Why do we increasingly exclude more and more ingredients from our diet? What are the consequences of this? We analyze the social tendency to opt for exclusion diets without a medical diagnosis.

TEXT: ÁNGEL MARTOS

“Let your food be your medicine and your medicine be your food” is a 2,500-year-old Greek aphorism attributed to Hippocrates, the father of this science in the West. But today, eating is as much industry and marketing as it is health and tradition, and for many it has become a risky activity marked by allergies, intolerances, syndromes and other ailments.
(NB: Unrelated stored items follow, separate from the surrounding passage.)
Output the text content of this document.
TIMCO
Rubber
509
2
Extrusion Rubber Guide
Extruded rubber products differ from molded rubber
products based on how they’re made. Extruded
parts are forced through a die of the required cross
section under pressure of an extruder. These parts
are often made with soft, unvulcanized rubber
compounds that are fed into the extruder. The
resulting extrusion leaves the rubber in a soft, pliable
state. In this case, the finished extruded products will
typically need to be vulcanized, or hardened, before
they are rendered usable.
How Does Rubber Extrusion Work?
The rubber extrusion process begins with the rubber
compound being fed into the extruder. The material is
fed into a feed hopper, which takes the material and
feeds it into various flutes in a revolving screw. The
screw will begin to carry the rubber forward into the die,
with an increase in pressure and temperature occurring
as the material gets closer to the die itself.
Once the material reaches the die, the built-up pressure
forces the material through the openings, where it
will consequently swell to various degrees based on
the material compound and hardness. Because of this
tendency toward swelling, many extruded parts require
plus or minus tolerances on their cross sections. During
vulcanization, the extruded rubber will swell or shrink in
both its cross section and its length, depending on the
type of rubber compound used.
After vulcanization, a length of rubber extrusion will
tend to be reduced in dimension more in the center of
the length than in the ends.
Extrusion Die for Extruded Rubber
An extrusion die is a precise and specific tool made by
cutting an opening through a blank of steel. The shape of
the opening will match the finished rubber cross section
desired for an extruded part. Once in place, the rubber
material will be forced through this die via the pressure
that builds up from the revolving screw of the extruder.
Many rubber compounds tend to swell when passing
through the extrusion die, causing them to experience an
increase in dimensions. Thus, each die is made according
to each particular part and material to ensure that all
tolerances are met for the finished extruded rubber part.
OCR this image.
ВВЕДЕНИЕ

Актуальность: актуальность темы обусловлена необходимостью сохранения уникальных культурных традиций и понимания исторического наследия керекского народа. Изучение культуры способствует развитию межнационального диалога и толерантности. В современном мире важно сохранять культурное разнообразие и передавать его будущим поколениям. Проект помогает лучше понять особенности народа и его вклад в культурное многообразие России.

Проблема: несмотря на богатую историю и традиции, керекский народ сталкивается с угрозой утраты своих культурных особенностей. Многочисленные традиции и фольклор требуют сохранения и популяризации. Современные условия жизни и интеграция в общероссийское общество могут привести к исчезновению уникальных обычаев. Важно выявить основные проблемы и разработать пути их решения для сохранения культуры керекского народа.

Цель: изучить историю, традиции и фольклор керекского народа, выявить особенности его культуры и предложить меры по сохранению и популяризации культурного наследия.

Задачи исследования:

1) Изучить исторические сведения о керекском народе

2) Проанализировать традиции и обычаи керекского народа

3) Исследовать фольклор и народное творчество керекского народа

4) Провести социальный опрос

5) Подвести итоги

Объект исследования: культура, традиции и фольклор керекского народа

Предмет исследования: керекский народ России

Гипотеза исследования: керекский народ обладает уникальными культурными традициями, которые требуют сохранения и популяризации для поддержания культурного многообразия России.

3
That is why, when we have gastrointestinal problems (according to an analysis by the American Gastroenterological Association, 40% of the world’s inhabitants suffer from these), it has become common to cast a suspicious eye on the shopping basket, to search among its ingredients for things that are good for us and things that are not. A process that in some cases is more moral than scientific, which turns our diet into a battlefield for angels and demons, superfoods and villains. Demons, as the Bible tells us, were banished from heaven, and it is precisely this dynamic that Fundación MAPFRE and the Spanish Academy of Nutrition and Dietetics (Academia Española de Nutrición y Dietética; AEND) have focused on in their study, Tendencia de exclusión alimentaria en la población española (Food exclusion trends in the Spanish population).

In Spain, according to the study Food exclusion trends in the Spanish population, conducted by Fundación MAPFRE and the AEND, 25% of people eat a lactose-free diet, which is probably the most widely practised, and 8% try to completely eliminate gluten. Of these, up to 72% “may be doing so without fully justifying the exclusion of these components”, say the authors, especially given the prevalence of selfdiagnosis: we are increasingly making decisions about what we eat without medical advice. We are turning the Socratic “know thyself”, to once again quote the Greek fathers of philosophy, into a “diagnose yourself” and implementing the corresponding opt-out diets that could pose “a risk to the maintenance of the population’s optimal health”.

These figures are in line with studies carried out at European level and, particularly, in the Anglo-Saxon world, where the consumption of “free” foods has become a fashion and, at the same time, an industry. According to an article published in The European Medical Journal, 35% of people self-diagnose food allergies or intolerances, or diagnose them in their children, when the general rate of these conditions is estimated to affect just 2-5% of the general population. More seriously, they take action on their own rather than seeking a clinical diagnosis. In the UK, 45% of Britons say they have a food allergy or intolerance and only 15% have confirmed this with a doctor, according to a study by DNAFit, a health testing firm. And in the United States, research from Northwestern University found that about 20% of people surveyed believed they were allergic to some foods, when only 10% experienced reactions consistent with the condition.

“A food allergy or intolerance is a pathology that must be diagnosed by a doctor”, stresses Dr. Eva Arranz of Fundación MAPFRE. However, the Spanish study notes that more than 40% of those surveyed admit to excluding a food from their shopping basket without medical advice or a prescription, but rather “as a result of personal reflection”. But, as Dr. Arranz points out, following an exclusion diet without justification and without proper advice can have unexpected consequences: “In the case of the lactosefree diet, there may be a risk of inadequate calcium intake, with the possible negative impact on our health and, in particular, on bone health. And a gluten-free diet may lack fiber, vitamins (B12, D, folic acid) and other nutrients (iron, calcium, zinc, magnesium).”

To counteract these risks, the Spanish Academy of Nutrition and Dietetics calls for “individual social responsibility, and that of the groups around them, since family and friends are powerful influencers of both positive and negative eating behavior.”

“We should follow the recommendations of healthcare professionals in terms of what a healthy diet is and, in the event that it is necessary to stop eating a certain food or follow a specific type of diet, we must do so under their guidance”, says Dr. Arranz. As a reminder, at Fundación MAPFRE we would also like to summarize the advice given by international organizations on how to eat a healthy diet: “Increase consumption of fruits and vegetables; decrease consumption of simple sugars, salt and saturated fats, especially trans fatty acids.”

In Spanish culture, these guidelines have already been instilled by tradition and popular wisdom in the form of the Mediterranean diet, rich in fruits and vegetables, whole grains, fish and lean meats, olive oil, milk, dairy products, and so on. But food is not the beall and end-all, no matter how much the Hippocratic dictum suggests this. “We should remember to maintain a healthy lifestyle, eating a healthy and balanced diet, doing physical exercise and abstaining from the consumption of toxic substances”, concludes Dr. Arranz.

Cover page of the report Tendencia de exclusión alimentaria en la población española (Food exclusion trends in the Spanish population), prepared by the Spanish Academy of Nutrition and Dietetics (Academia Española de Nutrición y Dietética; AEND) and Fundación MAPFRE.